Au rythme des deux tiers d'une génération accédant progressivement au niveau du bac, il n'est donc pas étonnant qu'il ait fallu pendant vingt ans augmenter les crédits de l'école plus vite que la croissance nationale. Au milieu des années 90, ces experts ont réussi à pondérer les résultats au bac de chaque lycée en fonction de son public scolaire, progrès non négligeable qui donne un aperçu des performances véritables de nos établissements. Cette année, nous a été donné le premier aperçu des heures d'enseignement non assurées (6% dans le second degré).
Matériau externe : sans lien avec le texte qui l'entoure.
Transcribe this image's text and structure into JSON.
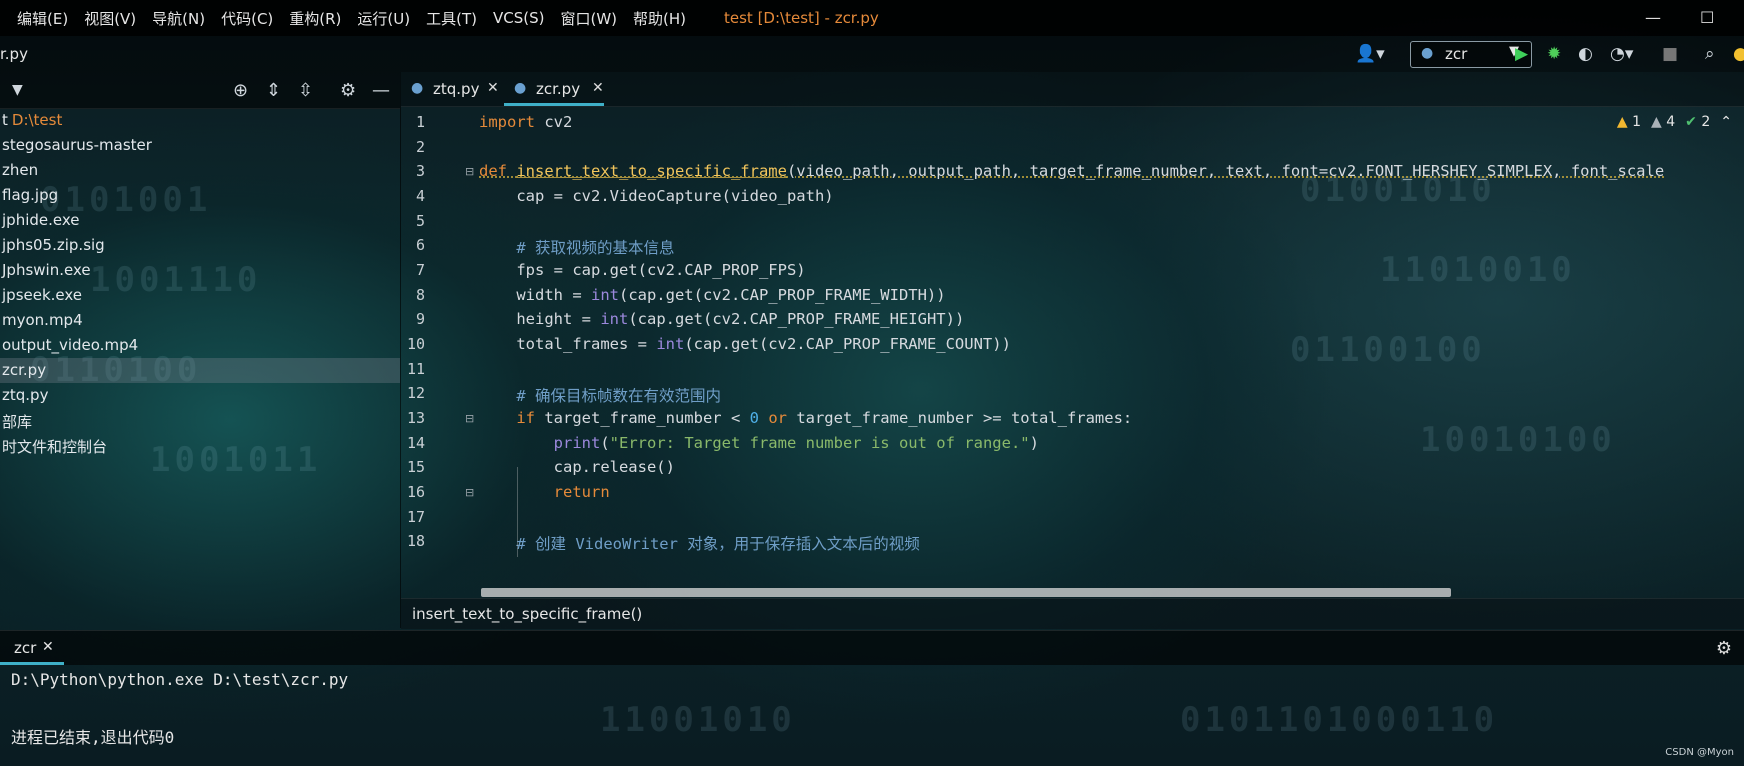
{
  "menubar": {
    "items": [
      "编辑(E)",
      "视图(V)",
      "导航(N)",
      "代码(C)",
      "重构(R)",
      "运行(U)",
      "工具(T)",
      "VCS(S)",
      "窗口(W)",
      "帮助(H)"
    ],
    "window_title": "test [D:\\test] - zcr.py",
    "minimize": "—",
    "maximize": "☐"
  },
  "navbar": {
    "breadcrumb": "r.py",
    "run_config": "zcr"
  },
  "project": {
    "items": [
      {
        "label": "t",
        "path": "D:\\test"
      },
      {
        "label": "stegosaurus-master"
      },
      {
        "label": "zhen"
      },
      {
        "label": "flag.jpg"
      },
      {
        "label": "jphide.exe"
      },
      {
        "label": "jphs05.zip.sig"
      },
      {
        "label": "Jphswin.exe"
      },
      {
        "label": "jpseek.exe"
      },
      {
        "label": "myon.mp4"
      },
      {
        "label": "output_video.mp4"
      },
      {
        "label": "zcr.py",
        "selected": true
      },
      {
        "label": "ztq.py"
      },
      {
        "label": "部库"
      },
      {
        "label": "时文件和控制台"
      }
    ]
  },
  "tabs": [
    {
      "label": "ztq.py",
      "active": false
    },
    {
      "label": "zcr.py",
      "active": true
    }
  ],
  "inspections": {
    "warnings": "1",
    "weak_warnings": "4",
    "ok": "2"
  },
  "code_lines": [
    "1",
    "2",
    "3",
    "4",
    "5",
    "6",
    "7",
    "8",
    "9",
    "10",
    "11",
    "12",
    "13",
    "14",
    "15",
    "16",
    "17",
    "18"
  ],
  "code": {
    "l1_kw": "import",
    "l1_rest": " cv2",
    "l3_kw": "def",
    "l3_fn": "insert_text_to_specific_frame",
    "l3_rest": "(video_path, output_path, target_frame_number, text, font=cv2.FONT_HERSHEY_SIMPLEX, font_scale",
    "l4": "    cap = cv2.VideoCapture(video_path)",
    "l6": "    # 获取视频的基本信息",
    "l7": "    fps = cap.get(cv2.CAP_PROP_FPS)",
    "l8_a": "    width = ",
    "l8_bi": "int",
    "l8_b": "(cap.get(cv2.CAP_PROP_FRAME_WIDTH))",
    "l9_a": "    height = ",
    "l9_bi": "int",
    "l9_b": "(cap.get(cv2.CAP_PROP_FRAME_HEIGHT))",
    "l10_a": "    total_frames = ",
    "l10_bi": "int",
    "l10_b": "(cap.get(cv2.CAP_PROP_FRAME_COUNT))",
    "l12": "    # 确保目标帧数在有效范围内",
    "l13_kw": "    if",
    "l13_a": " target_frame_number < ",
    "l13_num": "0",
    "l13_or": " or",
    "l13_b": " target_frame_number >= total_frames:",
    "l14_a": "        ",
    "l14_bi": "print",
    "l14_p": "(",
    "l14_str": "\"Error: Target frame number is out of range.\"",
    "l14_e": ")",
    "l15": "        cap.release()",
    "l16_kw": "        return",
    "l18": "    # 创建 VideoWriter 对象，用于保存插入文本后的视频"
  },
  "breadcrumb_bar": "insert_text_to_specific_frame()",
  "run_panel": {
    "tab_label": "zcr",
    "lines": [
      "D:\\Python\\python.exe D:\\test\\zcr.py",
      "",
      "进程已结束,退出代码0"
    ]
  },
  "watermark": "CSDN @Myon⁠",
  "colors": {
    "accent": "#3fb0c8",
    "keyword": "#e58a3a",
    "function": "#f2c55c",
    "comment": "#6f9ec7"
  }
}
Côté analyses, ils ont détaillé les avancées et les reculs des élèves sur certains points, et les ratés de la démocratisation, le tout sans catastrophisme ou cocorico mal placé.

Sous Claude Allègre le service de l'Evaluation avait été mis en veilleuse et quasiment annexé au cabinet comme service de planification (et de renseignements express !) plutôt que d'expertise. Le ministre avait cependant lancé l'idée d'une boutique indépendante du ministère, son successeur l'applique. Sous la présidence de Claude Thélot, ancien directeur de l'Evaluation, une équipe de 35 personnes, d'horizons divers, parmi lesquels trois experts étrangers, panacheront leurs propres études et celles demandées par les politiques. Le seul problème est de savoir comment nos ministres tiendront compte, face aux lobbies en tout genre, des résultats qui en sortiront.